Erfahrung Für die Steinmetzschüler war dies die ungewöhnliche Gelegenheit, ein öffentliches Denkmal zu schaffen. »Im Steinmetzhandwerk sind solche Arbeiten selten, deswegen war es etwas Besonderes und eine ganz neue Erfahrung«, sagt Marius Feige.

Er und seine Kollegen sahen ihr Werk zum ersten Mal an seinem Bestimmungsort, als das dunkle Tuch gelüftet wurde: eine gebeugte Figur mit grober Oberflächenstruktur, die an die sackartigen Überwürfe der Zwangsarbeiterinnen erinnert. Die Gesichtszüge der Frau zeigen eine Traurigkeit, die das Innerste erschüttert haben muss. »Ich war wirklich beeindruckt, mit welcher Sensibilität die jungen Männer dieses Thema umgesetzt haben«, lobt Neuwald-Tasbach die gelungene Arbeit. Die Figur wird damit Teil der jährlichen Gedenkveranstaltung für die am 11. September 1944 ums Leben gekommenen Frauen aus den Zwangsarbeitslagern.
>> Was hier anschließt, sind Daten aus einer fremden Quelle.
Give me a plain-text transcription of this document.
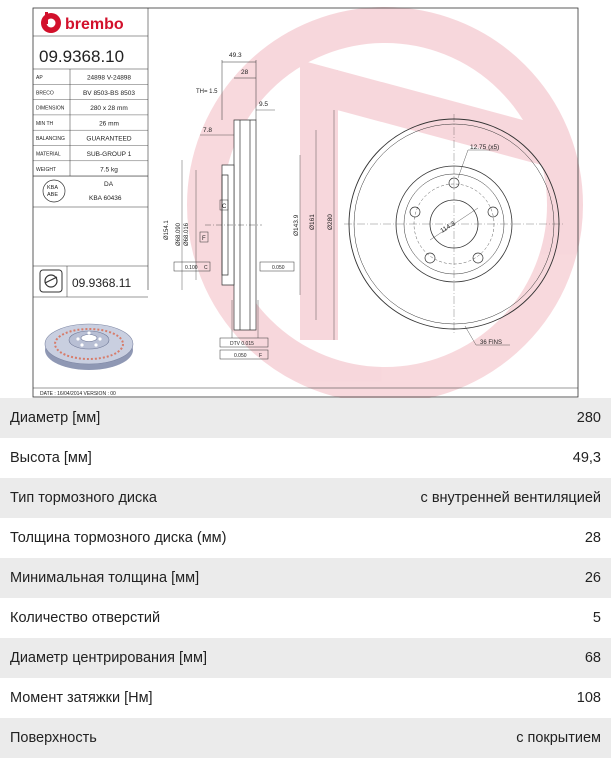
DATE : 16/04/2014 VERSION : 00
brembo
09.9368.10
AP	24898 V-24898
BRECO	BV 8503-BS 8503
DIMENSION	280 x 28 mm
MIN TH	26 mm
BALANCING	GUARANTEED
MATERIAL	SUB-GROUP 1
WEIGHT	7.5 kg
KBA
ABE
DA
KBA 60436
09.9368.11
49.3
28
TH= 1.5
9.5
7.8
Ø154.1 Ø68.090 Ø68.016	Ø143.9 Ø161 Ø280
C
F
0.100 C	0.050
DTV 0.015
0.050 F
12.75 (x5)
114.3
36 FINS
Диаметр [мм]	280
Высота [мм]	49,3
Тип тормозного диска	с внутренней вентиляцией
Толщина тормозного диска (мм)	28
Минимальная толщина [мм]	26
Количество отверстий	5
Диаметр центрирования [мм]	68
Момент затяжки [Нм]	108
Поверхность	с покрытием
gäste Zur Einweihung des neuen Gedenkortes erschienen viele Gäste: der Oberbürgermeister der Stadt Gelsenkirchen, Frank Baranowski, Vertreter von BP, Nachfolgefirma der Gelsenberg Benzin AG, Angehörige des ehemaligen Chefarztes des St.-Josef-Hospitals, Rudolf Bertram, der 17 jüdische Frauen nach dem Bombenangriff rettete.

Auch der Sohn einer dieser Frauen, Francois Pollak, reiste in Vertretung seiner 91-jährigen Mutter Rosa Pollak aus Antwerpen an. Ihre Schwester Frida Paszternak liegt hier begraben. Der 72-Jährige formulierte in seinem Grußwort die Fassungslosigkeit darüber, dass rechtsextremistische Parteien in Europa eine so große Zustimmung erhielten. »Nur wenn wir immer wieder an die Geschichte erinnern, können wir vielleicht Schlimmeres verhindern«, sagte Pollak.

Eine neue Namensliste der begrabenen Jüdinnen und eine Erinnerungstafel zu ihrer Geschichte ergänzen die Skulptur. »Ihr Werk wird weitere Herzen öffnen und dazu beitragen, dass so eine Katastrophe nicht noch einmal passiert«, sagte Judith Neuwald-Tasbach zu den jungen Steinmetzen.